Plusieurs vaccins candidats sont en cours de développement en Espagne. L'un d'eux est déjà en phase d'expérimentation animale
Plusieurs vaccins candidats sont en cours de développement en Espagne. L’un d’eux traverse déjà la phase d’expérimentation animale – JdeVelasco
«L’Espagne a perdu ses capacités scientifiques, technologiques et commerciales ces dernières années»

«L’Espagne perd des capacités scientifiques et technologiques et les entreprises ces années “, a déclaré Mariano Esteban.” Je pense que nous devons repenser les choses: l’Espagne peut et devrait avoir la capacité de produire des vaccins au niveau industriel. “Pour cette raison, il a demandé aux dirigeants politiques de repenser la situation” afin que nous ne dépendent pas toujours de l’extérieur et nous pouvons répondre à cette pandémie et aux pandémies suivantes. “

Dans ce sens, Luis Enjuanes a expliqué que le gouvernement avait demandé aux enquêteurs que, s’ils devaient recourir à une entreprise étrangère pour développer le vaccin, ils demandaient qu’une partie de la production du vaccin soit réalisée en Espagne.

À quoi ressemblera la vaccination?

D’un autre côté, les scientifiques ont commenté que quatre ou cinq vaccins candidats devraient être développés, créés par diverses institutions et sociétés, et qu’au départ, des médicaments peu efficaces seront approuvés. En outre, “tout le monde n’aura pas à l’utiliser”, a déclaré Vicente Larraga.

“A chaque instant, les besoins sont différents”, a expliqué Luis Enjuanes. “Dans une pandémie comme celle-ci, l’Organisation mondiale de la santé (OMS) vise à obtenir prochainement un vaccin qui, même s’il n’est pas parfait, prévient les décès et l’occupation des hôpitaux », a-t-il souligné.

“Celui qui atteint ces objectifs dans le monde sera un triomphe, mais naturellement, il sera plus tard intéressant de développer des candidats plus élaborés qui empêchent le virus de se répliquer – empêchant ainsi non seulement la mort mais aussi la maladie elle-même, grâce à ce que l’on appelle l’immunité stérilisante – ».

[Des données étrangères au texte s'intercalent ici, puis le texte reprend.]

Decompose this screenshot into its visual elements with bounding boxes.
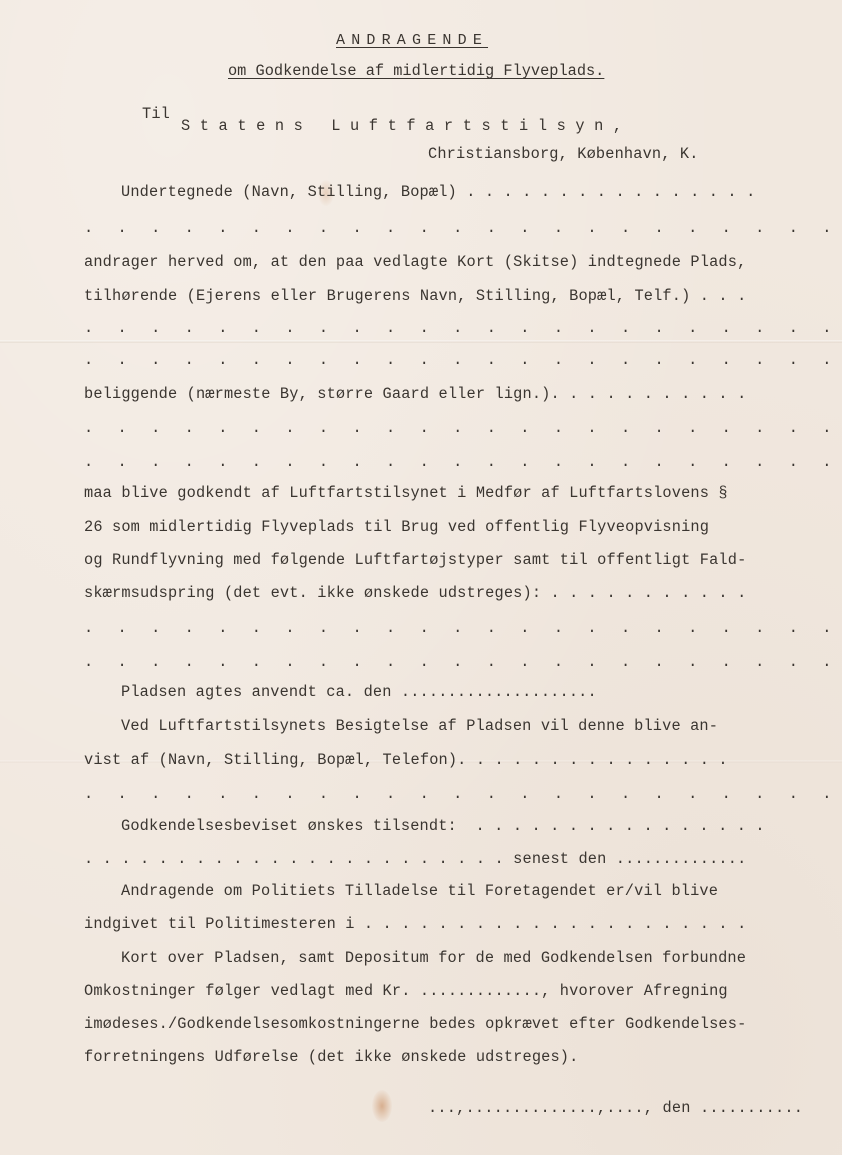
document-page: ANDRAGENDE om Godkendelse af midlertidig… (0, 0, 842, 1155)
addressee-to: Til (142, 104, 170, 124)
form-line-applicant: Undertegnede (Navn, Stilling, Bopæl) . .… (121, 182, 755, 202)
form-line-aircraft-types: og Rundflyvning med følgende Luftfartøjs… (84, 550, 746, 570)
paper-stain (372, 1090, 392, 1122)
form-line-approval: 26 som midlertidig Flyveplads til Brug v… (84, 517, 709, 537)
form-line-police: Andragende om Politiets Tilladelse til F… (121, 881, 718, 901)
addressee-address: Christiansborg, København, K. (428, 144, 699, 164)
form-blank-line[interactable]: . . . . . . . . . . . . . . . . . . . . … (84, 784, 842, 804)
form-blank-line[interactable]: . . . . . . . . . . . . . . . . . . . . … (84, 350, 842, 370)
document-subtitle: om Godkendelse af midlertidig Flyveplads… (228, 62, 604, 80)
form-line-map-deposit: Kort over Pladsen, samt Depositum for de… (121, 948, 746, 968)
form-line-execution: forretningens Udførelse (det ikke ønsked… (84, 1047, 578, 1067)
form-blank-line[interactable]: . . . . . . . . . . . . . . . . . . . . … (84, 652, 842, 672)
form-line-costs: Omkostninger følger vedlagt med Kr. ....… (84, 981, 728, 1001)
form-line-deadline: . . . . . . . . . . . . . . . . . . . . … (84, 849, 746, 869)
form-line-costs: imødeses./Godkendelsesomkostningerne bed… (84, 1014, 746, 1034)
form-line-contact: vist af (Navn, Stilling, Bopæl, Telefon)… (84, 750, 728, 770)
form-line-usage-date: Pladsen agtes anvendt ca. den ..........… (121, 682, 597, 702)
addressee-authority: Statens Luftfartstilsyn, (181, 116, 632, 136)
form-line-certificate: Godkendelsesbeviset ønskes tilsendt: . .… (121, 816, 765, 836)
form-blank-line[interactable]: . . . . . . . . . . . . . . . . . . . . … (84, 218, 842, 238)
form-line-request: andrager herved om, at den paa vedlagte … (84, 252, 746, 272)
form-line-owner: tilhørende (Ejerens eller Brugerens Navn… (84, 286, 746, 306)
signature-place-date[interactable]: ...,..............,...., den ........... (428, 1098, 803, 1118)
form-blank-line[interactable]: . . . . . . . . . . . . . . . . . . . . … (84, 618, 842, 638)
form-blank-line[interactable]: . . . . . . . . . . . . . . . . . . . . … (84, 418, 842, 438)
form-blank-line[interactable]: . . . . . . . . . . . . . . . . . . . . … (84, 318, 842, 338)
document-title: ANDRAGENDE (336, 32, 488, 49)
paper-fold-line (0, 340, 842, 343)
form-line-parachute: skærmsudspring (det evt. ikke ønskede ud… (84, 583, 746, 603)
form-line-location: beliggende (nærmeste By, større Gaard el… (84, 384, 746, 404)
form-blank-line[interactable]: . . . . . . . . . . . . . . . . . . . . … (84, 452, 842, 472)
form-line-inspection: Ved Luftfartstilsynets Besigtelse af Pla… (121, 716, 718, 736)
form-line-police-master: indgivet til Politimesteren i . . . . . … (84, 914, 746, 934)
form-line-approval: maa blive godkendt af Luftfartstilsynet … (84, 483, 728, 503)
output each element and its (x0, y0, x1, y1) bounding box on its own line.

Vicente Larraga a expliqué qu’au départ, les groupes à risque et les groupes de santé seront vaccinés et que, par conséquent, des centaines de milliers de doses de vaccin suffiront.

Enfin, les chercheurs ont convenu de souligner l’importance de l’OMS et des institutions européennes pour coordonner les programmes de vaccination des différents pays et l’accès au vaccin, et éviter “chacun de suivre son propre chemin”, selon les mots de Mariano Esteban.